Why Smart Teams Are Jumping Ship
Real engineers are ditching Terraform faster than you can say "state drift":
- Atlassian Bitbucket: Migrated from Terraform to Pulumi in 2 days using conversion tools. What they don't tell you: it took 3 weeks to fix all the edge cases, but it was still worth it.
- Every startup I know: Chose OpenTofu over Terraform Cloud because they're not idiots who want to pay more for state storage than actual infrastructure.
- Enterprise teams: Moving to programming languages because explaining HCL syntax to senior developers is embarrassing. Pulumi vs Terraform comparisons consistently show developers prefer actual programming languages over DSL hell.
What Engineers Actually Need (Not HashiCorp's Vision)
Look, rant aside, here's the technical reality. After debugging Terraform at 3am for the hundredth time, here's what actually matters:
- State management that doesn't randomly break (like Terraform's backward compatibility issues)

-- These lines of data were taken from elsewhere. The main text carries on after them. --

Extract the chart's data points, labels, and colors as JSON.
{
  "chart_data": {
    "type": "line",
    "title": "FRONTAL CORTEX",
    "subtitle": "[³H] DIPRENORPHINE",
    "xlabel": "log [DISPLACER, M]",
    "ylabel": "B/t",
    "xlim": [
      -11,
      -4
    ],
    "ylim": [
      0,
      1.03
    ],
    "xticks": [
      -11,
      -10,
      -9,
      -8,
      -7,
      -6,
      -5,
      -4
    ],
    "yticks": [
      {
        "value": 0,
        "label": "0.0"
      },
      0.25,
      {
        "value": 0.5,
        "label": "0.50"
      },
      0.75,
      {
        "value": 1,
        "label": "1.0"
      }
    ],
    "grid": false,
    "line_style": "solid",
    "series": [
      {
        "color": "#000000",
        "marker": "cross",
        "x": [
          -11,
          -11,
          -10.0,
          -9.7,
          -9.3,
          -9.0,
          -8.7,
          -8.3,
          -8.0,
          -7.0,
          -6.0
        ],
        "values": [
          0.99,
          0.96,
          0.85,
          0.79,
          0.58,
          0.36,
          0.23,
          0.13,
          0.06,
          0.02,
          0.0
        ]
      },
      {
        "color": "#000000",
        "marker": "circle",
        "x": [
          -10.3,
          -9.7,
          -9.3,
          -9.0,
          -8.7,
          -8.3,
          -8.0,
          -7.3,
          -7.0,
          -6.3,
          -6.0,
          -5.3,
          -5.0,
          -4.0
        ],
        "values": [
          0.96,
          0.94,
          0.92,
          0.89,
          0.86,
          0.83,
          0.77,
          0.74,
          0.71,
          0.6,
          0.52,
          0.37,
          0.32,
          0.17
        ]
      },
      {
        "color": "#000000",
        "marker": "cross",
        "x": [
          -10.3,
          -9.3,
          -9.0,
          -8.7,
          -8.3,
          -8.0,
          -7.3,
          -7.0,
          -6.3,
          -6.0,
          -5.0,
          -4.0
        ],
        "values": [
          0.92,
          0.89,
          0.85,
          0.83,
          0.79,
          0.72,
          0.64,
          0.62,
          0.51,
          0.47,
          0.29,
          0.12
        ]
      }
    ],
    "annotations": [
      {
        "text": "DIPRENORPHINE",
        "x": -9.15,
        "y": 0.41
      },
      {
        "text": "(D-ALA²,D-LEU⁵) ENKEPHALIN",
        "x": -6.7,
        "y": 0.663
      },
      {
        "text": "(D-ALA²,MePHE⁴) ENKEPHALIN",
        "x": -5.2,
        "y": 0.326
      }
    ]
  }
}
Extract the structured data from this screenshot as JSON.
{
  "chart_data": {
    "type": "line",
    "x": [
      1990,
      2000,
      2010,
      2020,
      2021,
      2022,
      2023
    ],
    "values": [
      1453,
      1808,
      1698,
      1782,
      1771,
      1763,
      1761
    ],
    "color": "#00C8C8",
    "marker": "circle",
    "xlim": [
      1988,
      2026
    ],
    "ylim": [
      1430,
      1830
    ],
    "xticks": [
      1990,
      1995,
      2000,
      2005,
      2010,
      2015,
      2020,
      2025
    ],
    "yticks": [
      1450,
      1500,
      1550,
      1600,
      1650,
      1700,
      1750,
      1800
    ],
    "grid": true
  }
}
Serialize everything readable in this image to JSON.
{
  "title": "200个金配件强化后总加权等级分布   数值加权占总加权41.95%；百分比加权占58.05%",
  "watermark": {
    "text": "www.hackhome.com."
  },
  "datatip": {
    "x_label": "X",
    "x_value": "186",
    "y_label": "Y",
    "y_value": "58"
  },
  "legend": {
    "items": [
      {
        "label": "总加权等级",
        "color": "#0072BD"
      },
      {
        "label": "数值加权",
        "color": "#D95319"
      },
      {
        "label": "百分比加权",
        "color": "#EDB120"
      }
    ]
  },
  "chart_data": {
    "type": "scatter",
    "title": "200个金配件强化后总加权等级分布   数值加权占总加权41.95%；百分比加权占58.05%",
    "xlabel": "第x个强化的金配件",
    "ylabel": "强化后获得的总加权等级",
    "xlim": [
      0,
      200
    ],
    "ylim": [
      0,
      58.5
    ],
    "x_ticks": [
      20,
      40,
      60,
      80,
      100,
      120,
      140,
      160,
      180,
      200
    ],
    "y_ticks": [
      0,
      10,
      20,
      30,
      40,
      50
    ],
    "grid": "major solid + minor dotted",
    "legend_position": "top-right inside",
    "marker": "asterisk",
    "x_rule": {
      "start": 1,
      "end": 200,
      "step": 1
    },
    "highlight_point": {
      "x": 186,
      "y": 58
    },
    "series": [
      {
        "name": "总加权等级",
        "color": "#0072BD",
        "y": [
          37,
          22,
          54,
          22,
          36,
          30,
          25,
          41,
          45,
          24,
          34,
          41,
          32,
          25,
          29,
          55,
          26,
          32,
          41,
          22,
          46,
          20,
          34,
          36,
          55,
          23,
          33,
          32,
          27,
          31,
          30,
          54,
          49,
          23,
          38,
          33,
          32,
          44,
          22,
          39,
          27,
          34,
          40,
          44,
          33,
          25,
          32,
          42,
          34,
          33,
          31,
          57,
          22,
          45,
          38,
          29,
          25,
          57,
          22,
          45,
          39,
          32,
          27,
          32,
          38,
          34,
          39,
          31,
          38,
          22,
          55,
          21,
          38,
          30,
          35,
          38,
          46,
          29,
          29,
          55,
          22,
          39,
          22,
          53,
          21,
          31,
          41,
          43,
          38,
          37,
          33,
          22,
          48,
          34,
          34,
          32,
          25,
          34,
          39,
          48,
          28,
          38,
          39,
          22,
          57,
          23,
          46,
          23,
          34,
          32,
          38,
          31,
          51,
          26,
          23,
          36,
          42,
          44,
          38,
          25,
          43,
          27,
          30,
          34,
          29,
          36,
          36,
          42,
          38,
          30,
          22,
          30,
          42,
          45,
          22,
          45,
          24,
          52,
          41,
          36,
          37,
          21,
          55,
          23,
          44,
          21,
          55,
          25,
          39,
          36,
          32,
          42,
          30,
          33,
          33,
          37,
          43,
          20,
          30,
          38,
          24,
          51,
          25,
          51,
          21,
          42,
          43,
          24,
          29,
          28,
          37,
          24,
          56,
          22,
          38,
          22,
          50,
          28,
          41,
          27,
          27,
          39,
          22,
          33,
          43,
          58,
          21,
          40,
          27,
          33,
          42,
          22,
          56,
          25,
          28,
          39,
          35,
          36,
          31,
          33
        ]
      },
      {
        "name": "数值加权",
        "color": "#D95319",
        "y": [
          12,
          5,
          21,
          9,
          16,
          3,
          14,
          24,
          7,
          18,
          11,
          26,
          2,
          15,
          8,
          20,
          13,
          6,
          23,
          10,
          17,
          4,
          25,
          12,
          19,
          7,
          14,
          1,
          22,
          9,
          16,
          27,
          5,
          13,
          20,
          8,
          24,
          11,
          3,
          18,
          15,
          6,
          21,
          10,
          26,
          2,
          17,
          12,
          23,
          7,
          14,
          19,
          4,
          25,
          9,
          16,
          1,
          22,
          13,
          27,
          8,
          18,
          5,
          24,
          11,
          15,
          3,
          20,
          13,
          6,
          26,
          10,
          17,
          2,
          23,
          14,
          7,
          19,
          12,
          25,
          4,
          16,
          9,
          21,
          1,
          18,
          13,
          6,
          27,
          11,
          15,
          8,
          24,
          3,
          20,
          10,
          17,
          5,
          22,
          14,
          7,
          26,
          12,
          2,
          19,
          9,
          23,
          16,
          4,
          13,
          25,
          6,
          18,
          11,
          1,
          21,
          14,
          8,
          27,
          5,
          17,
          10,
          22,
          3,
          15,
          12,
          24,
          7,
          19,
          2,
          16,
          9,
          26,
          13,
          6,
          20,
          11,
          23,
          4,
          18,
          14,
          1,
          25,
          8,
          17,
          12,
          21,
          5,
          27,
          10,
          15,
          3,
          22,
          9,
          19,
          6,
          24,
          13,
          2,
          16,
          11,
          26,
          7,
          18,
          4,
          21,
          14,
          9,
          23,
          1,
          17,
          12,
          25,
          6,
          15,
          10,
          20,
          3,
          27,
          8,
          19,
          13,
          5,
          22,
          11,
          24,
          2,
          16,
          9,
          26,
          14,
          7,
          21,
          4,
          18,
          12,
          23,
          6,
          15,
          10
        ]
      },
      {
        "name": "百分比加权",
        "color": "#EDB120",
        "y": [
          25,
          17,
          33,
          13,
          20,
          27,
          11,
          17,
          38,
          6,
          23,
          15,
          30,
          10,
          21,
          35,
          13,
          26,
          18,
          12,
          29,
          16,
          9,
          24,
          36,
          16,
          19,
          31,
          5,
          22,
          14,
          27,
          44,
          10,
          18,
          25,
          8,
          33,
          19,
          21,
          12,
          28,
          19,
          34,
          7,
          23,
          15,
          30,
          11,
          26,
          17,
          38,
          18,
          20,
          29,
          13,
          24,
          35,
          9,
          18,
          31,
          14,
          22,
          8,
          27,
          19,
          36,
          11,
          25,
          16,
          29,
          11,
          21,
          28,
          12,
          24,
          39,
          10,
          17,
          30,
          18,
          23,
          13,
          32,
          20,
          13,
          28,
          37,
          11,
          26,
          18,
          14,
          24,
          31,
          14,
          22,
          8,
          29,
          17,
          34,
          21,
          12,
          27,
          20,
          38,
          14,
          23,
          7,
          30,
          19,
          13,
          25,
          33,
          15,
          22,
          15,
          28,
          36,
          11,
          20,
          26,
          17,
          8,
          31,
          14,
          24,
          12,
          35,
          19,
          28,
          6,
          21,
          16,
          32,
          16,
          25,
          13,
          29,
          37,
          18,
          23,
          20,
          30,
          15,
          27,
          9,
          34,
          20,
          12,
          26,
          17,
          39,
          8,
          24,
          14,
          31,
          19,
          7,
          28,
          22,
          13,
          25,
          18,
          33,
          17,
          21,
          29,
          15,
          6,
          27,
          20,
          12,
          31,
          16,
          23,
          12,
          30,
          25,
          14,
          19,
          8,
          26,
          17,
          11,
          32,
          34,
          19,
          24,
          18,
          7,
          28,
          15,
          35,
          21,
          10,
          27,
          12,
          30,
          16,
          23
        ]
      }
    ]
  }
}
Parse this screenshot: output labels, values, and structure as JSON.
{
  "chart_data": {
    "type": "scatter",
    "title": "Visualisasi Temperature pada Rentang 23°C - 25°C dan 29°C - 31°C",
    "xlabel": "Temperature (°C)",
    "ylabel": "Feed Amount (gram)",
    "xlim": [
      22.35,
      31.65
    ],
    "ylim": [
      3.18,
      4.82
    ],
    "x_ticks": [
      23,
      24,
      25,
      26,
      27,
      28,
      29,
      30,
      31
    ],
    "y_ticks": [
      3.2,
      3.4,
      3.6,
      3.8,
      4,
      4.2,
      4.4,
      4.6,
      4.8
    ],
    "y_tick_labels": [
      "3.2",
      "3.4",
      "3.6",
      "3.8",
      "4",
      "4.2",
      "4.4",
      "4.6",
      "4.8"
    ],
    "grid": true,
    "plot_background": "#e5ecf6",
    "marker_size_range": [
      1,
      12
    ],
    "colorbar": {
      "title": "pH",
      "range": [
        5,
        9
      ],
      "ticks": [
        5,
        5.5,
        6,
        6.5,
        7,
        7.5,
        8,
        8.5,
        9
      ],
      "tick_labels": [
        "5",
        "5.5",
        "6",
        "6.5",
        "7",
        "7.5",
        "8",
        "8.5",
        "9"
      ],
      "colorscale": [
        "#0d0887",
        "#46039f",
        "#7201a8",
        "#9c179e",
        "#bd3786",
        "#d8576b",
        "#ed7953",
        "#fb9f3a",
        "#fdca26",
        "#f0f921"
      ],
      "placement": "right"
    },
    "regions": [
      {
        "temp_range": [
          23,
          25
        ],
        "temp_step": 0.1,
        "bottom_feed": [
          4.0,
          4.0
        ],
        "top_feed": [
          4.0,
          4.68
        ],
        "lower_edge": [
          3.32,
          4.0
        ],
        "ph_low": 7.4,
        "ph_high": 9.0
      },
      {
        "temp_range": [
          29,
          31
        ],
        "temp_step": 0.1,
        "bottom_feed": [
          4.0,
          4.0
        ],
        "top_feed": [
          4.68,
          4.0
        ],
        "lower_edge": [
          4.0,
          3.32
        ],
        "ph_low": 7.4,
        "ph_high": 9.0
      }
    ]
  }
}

- Error messages that aren't written by sadists
- Costs you can predict without a PhD in HashiCorp pricing
- Real programming languages with actual testing frameworks
- Not paying a vendor protection racket for basic features
- Community governance that doesn't pull rug changes
Anyway, back to the technical bullshit - the alternatives aren't perfect, but they're better than dealing with HashiCorp's vendor lock-in. OpenTofu is literally the same tool with better politics. Pulumi lets you write actual code. Cloud-native tools just work without the complexity theater.
Pick based on what your team can actually handle, not what sounds good in architecture reviews.